From something I'm working on this week:
By literal, I refer to words taken in what we might call their most basic or everyday sense. This definition is not without complications, but it will suffice for our purposes. There are of course dead metaphors too, whose ordinary sense was originally metaphorical (e.g., a “wild goose chase”), but in such instances a little reflection usually suffices to show that we are looking at an expression that was originally metaphorical. [1] To consider Christ’s death a sacrifice, for example, is a dead metaphor, for normally someone living in the Mediterranean world would not have called a crucifixion a sacrifice in the manner of a temple altar.

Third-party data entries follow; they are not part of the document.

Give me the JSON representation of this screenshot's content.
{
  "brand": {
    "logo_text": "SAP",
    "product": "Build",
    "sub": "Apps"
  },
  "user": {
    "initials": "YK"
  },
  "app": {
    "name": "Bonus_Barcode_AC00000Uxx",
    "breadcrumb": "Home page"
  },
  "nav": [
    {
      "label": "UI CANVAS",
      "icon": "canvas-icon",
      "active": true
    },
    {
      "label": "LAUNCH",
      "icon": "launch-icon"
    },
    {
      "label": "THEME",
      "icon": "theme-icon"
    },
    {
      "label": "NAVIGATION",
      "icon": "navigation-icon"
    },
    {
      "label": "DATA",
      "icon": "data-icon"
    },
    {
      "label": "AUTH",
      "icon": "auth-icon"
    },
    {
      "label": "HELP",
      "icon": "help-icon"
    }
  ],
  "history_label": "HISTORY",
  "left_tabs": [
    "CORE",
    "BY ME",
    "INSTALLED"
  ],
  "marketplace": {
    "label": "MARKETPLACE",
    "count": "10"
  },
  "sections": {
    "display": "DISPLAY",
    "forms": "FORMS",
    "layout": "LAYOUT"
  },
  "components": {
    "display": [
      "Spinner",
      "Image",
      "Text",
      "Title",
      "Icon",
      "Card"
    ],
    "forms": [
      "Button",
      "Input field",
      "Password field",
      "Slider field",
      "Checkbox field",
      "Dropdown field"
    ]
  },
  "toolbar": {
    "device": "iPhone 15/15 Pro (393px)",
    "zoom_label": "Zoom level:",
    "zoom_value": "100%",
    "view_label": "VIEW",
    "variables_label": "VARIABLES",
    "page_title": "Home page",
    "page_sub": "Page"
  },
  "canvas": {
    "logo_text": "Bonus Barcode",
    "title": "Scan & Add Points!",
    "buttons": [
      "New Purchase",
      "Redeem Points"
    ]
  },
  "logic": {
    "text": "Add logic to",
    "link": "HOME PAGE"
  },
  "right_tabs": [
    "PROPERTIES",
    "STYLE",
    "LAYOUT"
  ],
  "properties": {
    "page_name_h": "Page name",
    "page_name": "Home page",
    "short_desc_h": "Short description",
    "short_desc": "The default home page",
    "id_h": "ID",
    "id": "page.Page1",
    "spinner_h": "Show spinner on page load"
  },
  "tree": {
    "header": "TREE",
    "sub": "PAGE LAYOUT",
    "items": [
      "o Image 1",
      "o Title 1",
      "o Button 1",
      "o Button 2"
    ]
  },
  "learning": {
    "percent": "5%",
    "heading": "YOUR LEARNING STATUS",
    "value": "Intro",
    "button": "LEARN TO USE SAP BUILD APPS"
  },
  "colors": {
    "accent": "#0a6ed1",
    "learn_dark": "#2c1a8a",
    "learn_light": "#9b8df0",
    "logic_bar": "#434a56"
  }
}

In time, such metaphors can become the everyday sense of a word or expression, even if its originally metaphorical nature is evident.
A metaphor then is the creation of a new semantic pertinence by the comparison of two unlike things. [2] We should distinguish between the use of words "literally" and the use of metaphors as the intended meaning of an author. The “plain sense” or what we might call the intended sense of a sentence may involve metaphors that were intended by the author. "He worked like a dog on this project." [3] There is a non-literal use of language in this sentence, but it is intended.
By “figural” interpretation, then, I refer to metaphorical interpretation on the part of a reader that was unintended by the author of the text being read. This figural interpretation can take place on any level from the non-literal interpretation of a single word to a full blown allegory. In an allegory, multiple features of the plain meaning are systematically taken to represent some other set of truths. The Parable of the Weeds is an allegory, where each soil in the surface story represents a type of person responding to the word of God...
[1] Lakoff and Johnson would argue that all language was originally metaphorical and thus that all "literal" language ultimately consists of layer after layer of dead metaphor. See George Lakoff and Mark Johnson, Metaphors We Live By (Chicago: University of Chicago, 1980).
[2] P. Ricoeur, Time and Narrative, vol. 1, trans. by K. McLaughlin and D. Pellauer (Chicago: University of Chicago, 1984) ix. See also chapter 3 of Interpretation Theory: Discourse and the Surplus of Meaning (Fort Worth, TX: Christian University, 1976) 45-70; and chapter 3 of The Rule of Metaphor (London: Routledge & Kegan Paul, 1978 [Fr. 1975]) 65-100.
[3] In my more general use of the word metaphor here, I am including similes and other non-literal speech as subcategories of metaphor as a general category.